Mentzen i rzecznik Tuska krytykują marsz przeciwko imigracji. „Nie pierwszy raz dał się zrobić jak małe dziecko”

- Nie dziwię się, że tylko przeciwko nielegalnej, bo za legalną to właśnie PiS odpowiada - skomentował w swoich mediach społecznościowych Sławomir Mentzen.
Według lidera Konfederacji PiS nie ma czystych intencji, bo to właśnie "legalna imigracja z państw odmiennych kulturowo jest teraz największym problemem".
Identyczną narrację na temat marszu przedstawił rzecznik rządu Adam Szłapka. Nawiązał on do wymyślonej „afery wizowej” (zamiast setek tysięcy wiz wydanych na lewo było maksymalnie kilkaset, sprawa jest zupełnie marginalna) i zarzucił PiS hipokryzję. A on, Adam Szłapka, „brzydzi się hipokryzją”.
Postawić znak równości pomiędzy PO i Konfederacją
Tę zbieżność w argumentacji obu panów dostrzegli komentatorzy.
- Dokładnie o to Kaczyńskiemu chodziło, by pokazać, że i Konfa i PO dokładnie tak samo atakują PiS i postawić między nimi znak równości. Dziwię się, że Mentzen tak łatwo w to wszedł – napisała na X dziennikarka Interii Kamila Baranowska.
- Nie pierwszy raz się daje robić jak małe dziecko, on się nie nadaje do dużej polityki ze starymi wyjadaczami – dodała dziennikarka Blanka Aleksowska.
Kaczyński wezwał wszystkie siły
Przypomnijmy, że Jarosław Kaczyński podczas specjalnej konferencji prasowej zapowiedział organizację wielkiej manifestacji przeciwko przerzucaniu do Polski nielegalnych imigrantów. Lider PiS chce, by w wydarzeniu, które ma się odbyć 11 października, wzięły udział wszystkie siły patriotyczne.
- Mamy władzę, która nie jest w stanie przeciwstawić się nie tylko Unii Europejskiej, ale przede wszystkim Niemcom, bo w wypadku kraju położonego w tym miejscu, gdzie my leżymy, to jest przede wszystkim problem Niemiec [z imigrantami], problem niemiecko-polski - powiedział w swoim wystąpieniu Jarosław Kaczyński
Były premier dodał, że w Europie trwa właśnie początek operacji zmierzającej do tego, żeby Polska ten ciężki zaczęła dźwigać.

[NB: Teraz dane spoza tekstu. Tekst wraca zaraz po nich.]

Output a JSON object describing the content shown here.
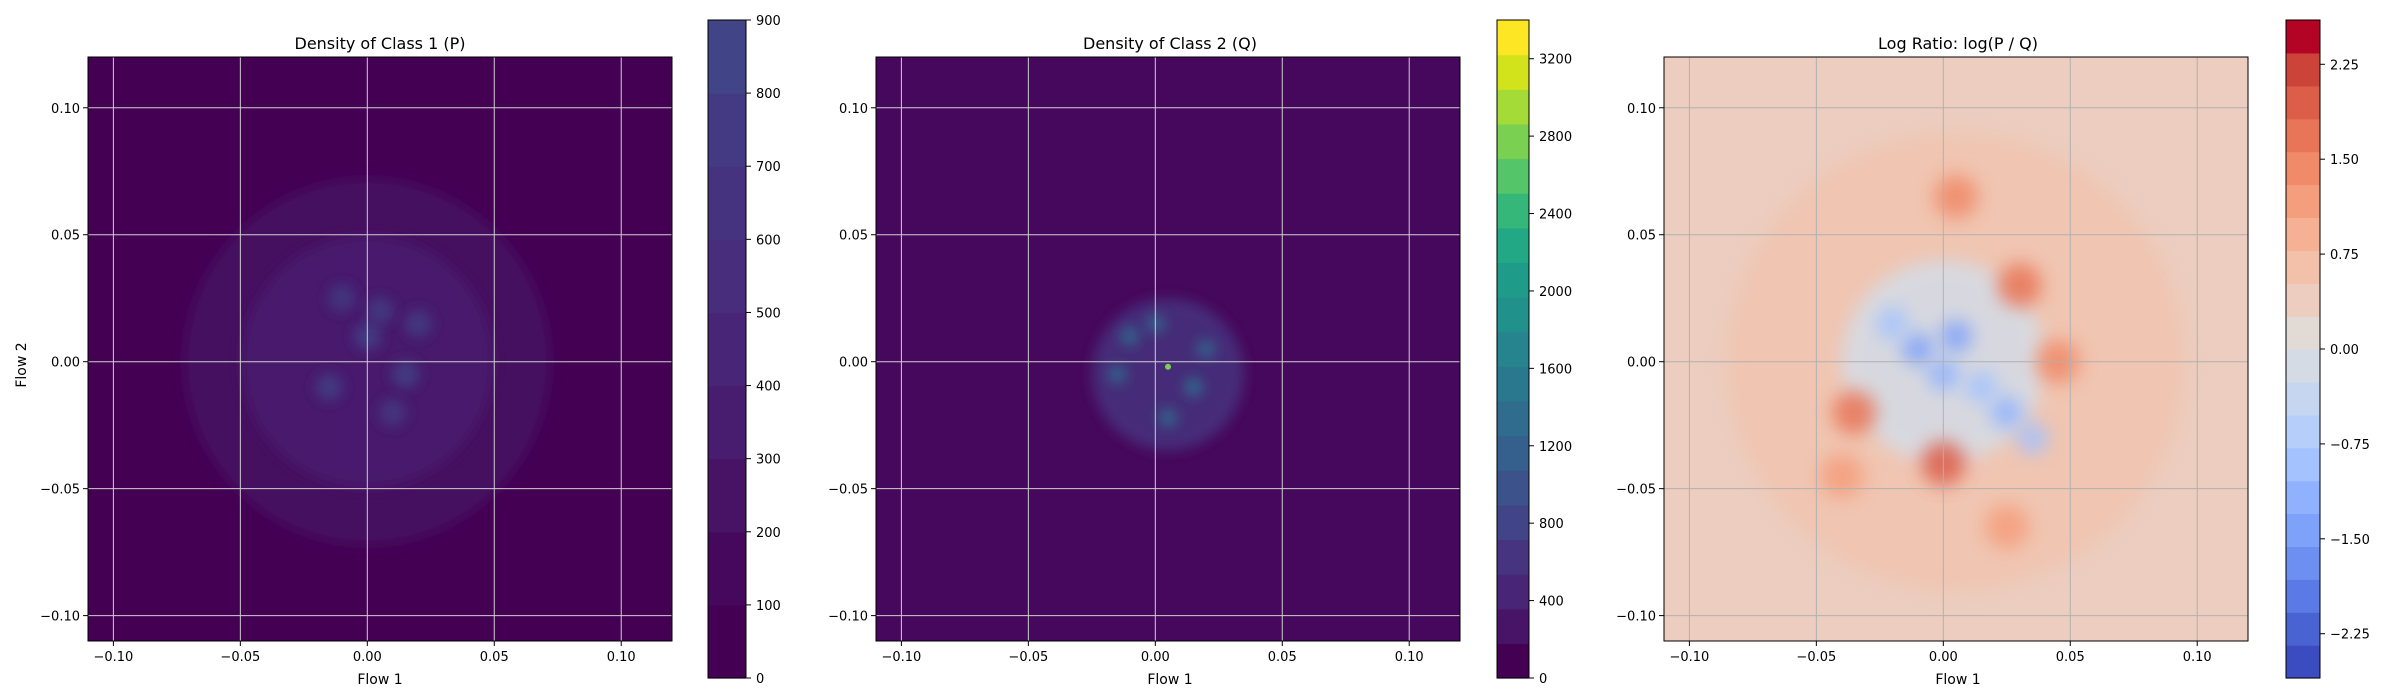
{
  "chart_data": [
    {
      "type": "heatmap",
      "title": "Density of Class 1 (P)",
      "xlabel": "Flow 1",
      "ylabel": "Flow 2",
      "xlim": [
        -0.11,
        0.12
      ],
      "ylim": [
        -0.11,
        0.12
      ],
      "xticks": [
        "−0.10",
        "−0.05",
        "0.00",
        "0.05",
        "0.10"
      ],
      "yticks": [
        "−0.10",
        "−0.05",
        "0.00",
        "0.05",
        "0.10"
      ],
      "grid": true,
      "colormap": "viridis",
      "colorbar": {
        "range": [
          0,
          900
        ],
        "tick_values": [
          0,
          100,
          200,
          300,
          400,
          500,
          600,
          700,
          800,
          900
        ],
        "tick_labels": [
          "0",
          "100",
          "200",
          "300",
          "400",
          "500",
          "600",
          "700",
          "800",
          "900"
        ],
        "levels": 9,
        "colors": [
          "#440154",
          "#46085c",
          "#471365",
          "#481d6f",
          "#482576",
          "#472d7b",
          "#46337f",
          "#443a83",
          "#414487"
        ]
      },
      "background_color": "#440154",
      "density": {
        "center": [
          0.0,
          0.0
        ],
        "spread": 0.045,
        "peak": 850,
        "blobs": [
          {
            "x": 0.0,
            "y": 0.01,
            "v": 0.9
          },
          {
            "x": -0.015,
            "y": -0.01,
            "v": 0.8
          },
          {
            "x": 0.015,
            "y": -0.005,
            "v": 0.85
          },
          {
            "x": 0.005,
            "y": 0.02,
            "v": 0.7
          },
          {
            "x": -0.01,
            "y": 0.025,
            "v": 0.65
          },
          {
            "x": 0.02,
            "y": 0.015,
            "v": 0.7
          },
          {
            "x": 0.01,
            "y": -0.02,
            "v": 0.6
          }
        ]
      }
    },
    {
      "type": "heatmap",
      "title": "Density of Class 2 (Q)",
      "xlabel": "Flow 1",
      "ylabel": "",
      "xlim": [
        -0.11,
        0.12
      ],
      "ylim": [
        -0.11,
        0.12
      ],
      "xticks": [
        "−0.10",
        "−0.05",
        "0.00",
        "0.05",
        "0.10"
      ],
      "yticks": [
        "−0.10",
        "−0.05",
        "0.00",
        "0.05",
        "0.10"
      ],
      "grid": true,
      "colormap": "viridis",
      "colorbar": {
        "range": [
          0,
          3400
        ],
        "tick_values": [
          0,
          400,
          800,
          1200,
          1600,
          2000,
          2400,
          2800,
          3200
        ],
        "tick_labels": [
          "0",
          "400",
          "800",
          "1200",
          "1600",
          "2000",
          "2400",
          "2800",
          "3200"
        ],
        "levels": 17,
        "colors": [
          "#440154",
          "#481467",
          "#482576",
          "#463480",
          "#414487",
          "#3b528b",
          "#355f8d",
          "#2f6c8e",
          "#2a788e",
          "#25848e",
          "#21918c",
          "#1e9c89",
          "#22a884",
          "#35b779",
          "#54c568",
          "#7ad151",
          "#a5db36",
          "#d2e21b",
          "#fde725"
        ]
      },
      "background_color": "#46085c",
      "density": {
        "center": [
          0.005,
          -0.005
        ],
        "spread": 0.02,
        "peak": 3300,
        "hotspot": [
          0.005,
          -0.002
        ],
        "blobs": [
          {
            "x": -0.01,
            "y": 0.01,
            "v": 0.35
          },
          {
            "x": 0.0,
            "y": 0.015,
            "v": 0.3
          },
          {
            "x": 0.015,
            "y": -0.01,
            "v": 0.4
          },
          {
            "x": 0.005,
            "y": -0.022,
            "v": 0.35
          },
          {
            "x": -0.015,
            "y": -0.005,
            "v": 0.3
          },
          {
            "x": 0.02,
            "y": 0.005,
            "v": 0.3
          }
        ]
      }
    },
    {
      "type": "heatmap",
      "title": "Log Ratio: log(P / Q)",
      "xlabel": "Flow 1",
      "ylabel": "",
      "xlim": [
        -0.11,
        0.12
      ],
      "ylim": [
        -0.11,
        0.12
      ],
      "xticks": [
        "−0.10",
        "−0.05",
        "0.00",
        "0.05",
        "0.10"
      ],
      "yticks": [
        "−0.10",
        "−0.05",
        "0.00",
        "0.05",
        "0.10"
      ],
      "grid": true,
      "colormap": "coolwarm",
      "colorbar": {
        "range": [
          -2.6,
          2.6
        ],
        "tick_values": [
          -2.25,
          -1.5,
          -0.75,
          0.0,
          0.75,
          1.5,
          2.25
        ],
        "tick_labels": [
          "−2.25",
          "−1.50",
          "−0.75",
          "0.00",
          "0.75",
          "1.50",
          "2.25"
        ],
        "levels": 20,
        "colors": [
          "#3b4cc0",
          "#4a63d3",
          "#5b7ae5",
          "#6c8ff1",
          "#7ea1fa",
          "#90b2fe",
          "#a3c2fe",
          "#b5cffa",
          "#c6d6f1",
          "#d5dbe5",
          "#e2dad5",
          "#eccdbf",
          "#f3c0a9",
          "#f6b093",
          "#f59e7d",
          "#f08a69",
          "#e87557",
          "#dc5d48",
          "#cc4339",
          "#b40426"
        ]
      },
      "background_color": "#eccdbf",
      "features": {
        "blue": [
          {
            "x": -0.01,
            "y": 0.005,
            "v": -1.6
          },
          {
            "x": 0.005,
            "y": 0.01,
            "v": -1.4
          },
          {
            "x": 0.0,
            "y": -0.005,
            "v": -1.2
          },
          {
            "x": 0.025,
            "y": -0.02,
            "v": -1.3
          },
          {
            "x": 0.035,
            "y": -0.03,
            "v": -1.0
          },
          {
            "x": -0.02,
            "y": 0.015,
            "v": -1.0
          },
          {
            "x": 0.015,
            "y": -0.01,
            "v": -0.9
          }
        ],
        "red": [
          {
            "x": -0.035,
            "y": -0.02,
            "v": 1.9
          },
          {
            "x": 0.0,
            "y": -0.04,
            "v": 2.0
          },
          {
            "x": 0.03,
            "y": 0.03,
            "v": 1.8
          },
          {
            "x": 0.045,
            "y": 0.0,
            "v": 1.5
          },
          {
            "x": 0.005,
            "y": 0.065,
            "v": 1.4
          },
          {
            "x": 0.025,
            "y": -0.065,
            "v": 1.3
          },
          {
            "x": -0.04,
            "y": -0.045,
            "v": 1.1
          }
        ]
      }
    }
  ]
}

- Ci, którzy są polskimi patriotami, którzy po prostu chcą w Polsce spokoju, normalnego rozwoju, którzy chcą bezpieczeństwa, bezpieczeństwa dla wszystkich, ale w tym wypadku chodzi przede wszystkim o bezpieczeństwo kobiet i dziewcząt, chcemy się temu przeciwstawić – mówił Kaczyński - Chcemy podjąć działania, które będą zmierzały do przekonania władzy, albo nawet przymuszenia władzy do tego, by zamiast ośrodków dla migrantów, zaczęła się przeciwstawiać, przeciwstawiać czynnie temu wszystkiemu, co gotują dzisiaj Niemcy i Bruksela – przekonywał lider PiS.
Stąd pomysł, by pod jednym sztandarem zgromadzić wszystkie siły, którym los Ojczyzny nie jest obojętny.
- Takim przedsięwzięciem jest manifestacja, którą planujemy na 11 października. Manifestacja dla wszystkich, tutaj wzywam wszystkie siły patriotyczne do tego, żeby w tym uczestniczyły, manifestacja przeciwko nielegalnej imigracji, przeciwko paktowi migracyjnemu, przeciwko tym wszystkim działaniom, które mają przynieść Polsce nieszczęście i to ciężkie nieszczęście – podsumował przewodniczący największej partii w polskim parlamencie.